In Colombia, animals have standing to bring lawsuits to protect their interests.[11] ALDF wanted to depose two wildlife experts with knowledge in nonsurgical sterilization who reside in Ohio, so they filed an application pursuant to 28 U.S.C. § 1782.[12] The statute allows anyone who is an “interested person” in a foreign litigation to request permission from a federal court to take depositions in the United States in support of their foreign case.[13] The U.S. Supreme Court has recognized that someone who is a party to a foreign case “no doubt” qualifies as an “interested person” under this statute.[14] As a result, the U.S. District Court for the Southern District of Ohio held that the hippos were “interested persons” in this case, recognizing animals as legal persons for the first time in a federal court [15] and signaling a potential pathway for animals to get their paws through a courtroom door. 


[1] Rachel Fobar, A Person or a Thing?
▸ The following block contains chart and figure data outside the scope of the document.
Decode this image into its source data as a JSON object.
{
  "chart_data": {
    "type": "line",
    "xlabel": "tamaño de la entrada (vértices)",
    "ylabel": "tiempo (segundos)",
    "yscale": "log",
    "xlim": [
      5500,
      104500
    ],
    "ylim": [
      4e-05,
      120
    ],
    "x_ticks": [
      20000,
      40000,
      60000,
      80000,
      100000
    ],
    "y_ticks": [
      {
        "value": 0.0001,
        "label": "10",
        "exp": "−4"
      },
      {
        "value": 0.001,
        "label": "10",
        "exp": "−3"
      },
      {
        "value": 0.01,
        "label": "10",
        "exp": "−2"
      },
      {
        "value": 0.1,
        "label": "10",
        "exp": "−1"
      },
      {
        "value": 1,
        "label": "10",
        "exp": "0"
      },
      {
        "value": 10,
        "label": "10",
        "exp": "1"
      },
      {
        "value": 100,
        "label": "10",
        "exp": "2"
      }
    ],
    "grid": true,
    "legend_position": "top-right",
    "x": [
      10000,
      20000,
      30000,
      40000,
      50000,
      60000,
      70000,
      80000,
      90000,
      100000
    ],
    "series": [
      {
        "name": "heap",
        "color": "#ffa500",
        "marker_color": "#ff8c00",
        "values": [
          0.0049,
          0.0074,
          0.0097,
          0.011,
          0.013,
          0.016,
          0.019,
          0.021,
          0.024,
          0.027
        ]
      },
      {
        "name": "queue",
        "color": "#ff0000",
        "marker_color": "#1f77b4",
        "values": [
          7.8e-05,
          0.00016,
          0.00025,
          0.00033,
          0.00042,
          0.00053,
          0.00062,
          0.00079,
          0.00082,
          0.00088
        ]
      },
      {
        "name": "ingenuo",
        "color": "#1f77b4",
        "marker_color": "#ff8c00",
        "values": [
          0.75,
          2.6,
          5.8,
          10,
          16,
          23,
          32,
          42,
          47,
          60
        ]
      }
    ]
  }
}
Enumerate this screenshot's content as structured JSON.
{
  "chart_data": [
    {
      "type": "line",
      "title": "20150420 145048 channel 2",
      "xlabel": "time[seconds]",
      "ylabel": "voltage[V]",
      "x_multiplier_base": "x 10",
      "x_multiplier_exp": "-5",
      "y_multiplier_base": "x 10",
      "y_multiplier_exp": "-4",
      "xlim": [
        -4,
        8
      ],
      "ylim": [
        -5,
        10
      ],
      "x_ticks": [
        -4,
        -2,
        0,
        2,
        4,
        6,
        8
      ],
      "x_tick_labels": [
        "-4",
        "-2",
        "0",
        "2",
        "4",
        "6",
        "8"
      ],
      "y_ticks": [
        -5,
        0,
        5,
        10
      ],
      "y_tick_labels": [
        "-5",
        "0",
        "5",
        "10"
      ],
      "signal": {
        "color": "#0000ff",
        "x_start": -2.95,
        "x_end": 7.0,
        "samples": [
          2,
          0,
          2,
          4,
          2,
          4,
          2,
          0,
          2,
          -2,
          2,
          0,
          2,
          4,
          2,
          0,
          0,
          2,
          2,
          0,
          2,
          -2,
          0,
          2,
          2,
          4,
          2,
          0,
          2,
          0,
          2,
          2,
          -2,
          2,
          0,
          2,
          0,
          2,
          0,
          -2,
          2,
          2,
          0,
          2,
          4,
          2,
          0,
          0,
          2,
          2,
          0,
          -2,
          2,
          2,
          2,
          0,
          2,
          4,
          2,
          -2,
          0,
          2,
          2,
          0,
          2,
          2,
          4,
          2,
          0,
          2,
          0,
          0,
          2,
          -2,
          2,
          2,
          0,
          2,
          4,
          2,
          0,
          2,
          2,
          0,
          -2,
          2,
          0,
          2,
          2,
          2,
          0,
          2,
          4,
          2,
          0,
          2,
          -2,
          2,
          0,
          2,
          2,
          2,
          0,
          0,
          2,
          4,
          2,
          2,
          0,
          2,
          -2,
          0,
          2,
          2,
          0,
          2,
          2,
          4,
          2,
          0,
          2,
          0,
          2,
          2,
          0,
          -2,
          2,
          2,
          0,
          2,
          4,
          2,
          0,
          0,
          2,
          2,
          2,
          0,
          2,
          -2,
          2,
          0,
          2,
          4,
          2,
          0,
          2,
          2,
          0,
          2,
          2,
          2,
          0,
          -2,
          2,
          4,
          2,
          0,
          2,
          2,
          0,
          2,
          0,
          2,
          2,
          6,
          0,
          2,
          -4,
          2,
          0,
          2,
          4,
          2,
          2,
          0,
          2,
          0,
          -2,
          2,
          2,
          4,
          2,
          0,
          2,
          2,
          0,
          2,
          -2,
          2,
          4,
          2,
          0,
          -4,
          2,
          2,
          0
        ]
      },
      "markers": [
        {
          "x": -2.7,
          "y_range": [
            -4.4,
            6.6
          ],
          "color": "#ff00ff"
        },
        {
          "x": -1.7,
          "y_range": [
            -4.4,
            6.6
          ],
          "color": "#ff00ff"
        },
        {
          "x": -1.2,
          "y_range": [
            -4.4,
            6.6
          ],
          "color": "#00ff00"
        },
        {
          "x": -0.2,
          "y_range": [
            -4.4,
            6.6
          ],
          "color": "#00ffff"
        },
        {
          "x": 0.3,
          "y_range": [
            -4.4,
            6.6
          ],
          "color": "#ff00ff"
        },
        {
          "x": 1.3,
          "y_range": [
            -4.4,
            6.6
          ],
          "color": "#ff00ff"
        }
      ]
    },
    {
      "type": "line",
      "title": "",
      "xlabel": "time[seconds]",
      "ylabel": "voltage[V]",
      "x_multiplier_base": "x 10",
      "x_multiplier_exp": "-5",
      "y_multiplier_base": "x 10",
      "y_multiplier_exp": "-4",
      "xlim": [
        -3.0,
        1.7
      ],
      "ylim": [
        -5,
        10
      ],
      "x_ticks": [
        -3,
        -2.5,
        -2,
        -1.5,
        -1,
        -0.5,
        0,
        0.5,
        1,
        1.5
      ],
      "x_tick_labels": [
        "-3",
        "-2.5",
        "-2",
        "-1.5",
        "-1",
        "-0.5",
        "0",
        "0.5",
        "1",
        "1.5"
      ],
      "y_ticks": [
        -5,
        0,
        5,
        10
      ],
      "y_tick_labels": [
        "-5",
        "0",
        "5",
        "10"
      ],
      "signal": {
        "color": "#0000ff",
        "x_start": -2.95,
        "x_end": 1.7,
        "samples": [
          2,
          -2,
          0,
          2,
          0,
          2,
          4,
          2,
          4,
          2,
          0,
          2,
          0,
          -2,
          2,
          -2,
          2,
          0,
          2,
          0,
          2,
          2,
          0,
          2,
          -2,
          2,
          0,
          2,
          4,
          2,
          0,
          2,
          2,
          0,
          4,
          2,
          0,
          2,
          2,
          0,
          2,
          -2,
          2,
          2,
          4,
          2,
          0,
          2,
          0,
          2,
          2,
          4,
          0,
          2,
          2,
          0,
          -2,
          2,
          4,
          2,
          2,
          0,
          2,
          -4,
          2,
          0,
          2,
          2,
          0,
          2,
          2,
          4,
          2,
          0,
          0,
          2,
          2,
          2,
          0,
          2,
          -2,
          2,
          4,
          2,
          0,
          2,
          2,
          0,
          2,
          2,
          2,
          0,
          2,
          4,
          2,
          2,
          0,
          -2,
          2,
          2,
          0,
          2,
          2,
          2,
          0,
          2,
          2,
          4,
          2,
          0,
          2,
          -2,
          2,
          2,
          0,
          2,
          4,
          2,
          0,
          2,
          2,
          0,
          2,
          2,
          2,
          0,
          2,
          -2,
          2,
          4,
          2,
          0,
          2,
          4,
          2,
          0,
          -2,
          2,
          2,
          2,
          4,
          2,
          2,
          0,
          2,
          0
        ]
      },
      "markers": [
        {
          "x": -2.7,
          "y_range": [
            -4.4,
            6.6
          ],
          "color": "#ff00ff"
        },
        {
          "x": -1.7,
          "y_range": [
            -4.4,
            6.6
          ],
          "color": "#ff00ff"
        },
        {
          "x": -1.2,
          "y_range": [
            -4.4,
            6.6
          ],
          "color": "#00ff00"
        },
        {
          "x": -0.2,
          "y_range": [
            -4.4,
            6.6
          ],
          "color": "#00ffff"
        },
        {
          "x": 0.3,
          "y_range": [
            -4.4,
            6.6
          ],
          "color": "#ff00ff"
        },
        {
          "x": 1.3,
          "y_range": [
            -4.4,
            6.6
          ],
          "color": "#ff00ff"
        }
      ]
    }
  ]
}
Inside the Fight for Animal Personhood, Nat’l Geographic (Aug. 4, 2021), https://www.nationalgeographic.com/animals/article/inside-the-ongoing-fight-for-happys-freedom.

[2] Stephen I. Burr, Toward Legal Rights for Animals, 4 Envtl. Affairs 205, 228 (1975).

[3] Tess Vickery, A Taxonomy of Class Actions for Animals in the United States, 26 Animal L. 41, 44 (2020).

[4] Gwendolyn J. Gordon, Environmental Personhood, 43 Columbia Journal of Envtl. Law 49, 50–52 (2018) (emphasizing the advancements made in the environmental personhood in locations as varied as Bolivia, Ecuador, India, and New Zealand).

[5] Christopher D. Stone, Should Trees Have Standing? Toward Legal Rights for Natural Objects (1972); see also Sierra Club v. Morton, 405 U.S. 727, 742 (1972) (Douglas, J., dissenting) (“The river as plaintiff speaks for the ecological unit of life that is part of it. Those people who have a meaningful relation to that body of water – whether it be a fisherman, a canoeist, a zoologist, or a logger – must be able to speak for the values which the river represents and which are threatened with destruction.”).

[6] Animals Recognized as Legal Persons for the First Time in U.S. Court, Animal Legal Def. Fund (Oct. 20, 2021), https://aldf.org/article/animals-recognized-as-legal-persons-for-the-first-time-in-u-s-court/.

[7] Id.

[8] Id.

[9] Community of Hippopotamuses Living in the Magdalena River v. Ministerio De Ambiente y Desarrollo Sostenible et al., No. 1:21mc23 (S.D. Ohio, Oct. 15, 2021).

[10] Ex Parte Application of Community of Hippopotamuses Living in the Magdalena River for an Order Pursuant to 28 U.S.C. § 1782 to Conduct Discovery for Use in Foreign Proceedings, 1, No. 1:21mc23 (S.D. Ohio, Oct. 15, 2021).

[11] Animals Recognized as Legal Persons for the First Time in U.S. Courtsupra note 6.

[12] See generally Ex Parte Application of Community of Hippopotamuses Living in the Magdalena River for an Order Pursuant to 28 U.S.C. § 1782 to Conduct Discovery for Use in Foreign Proceedings No. 1:21mc23 (S.D. Ohio, Oct. 15, 2021).

[13] Animals Recognized as Legal Persons for the First Time in U.S. Courtsupra note 6.

[14] Id.

[15] Order Granting Ex Parte Application of Community of Hippopotamuses Living in the Magdalena River for an Order Pursuant to 28 U.S.C. § 1782 to Conduct Discovery for Use in Foreign Proceedings, No. 1:21mc23 (S.D. Ohio, Oct. 15, 2021).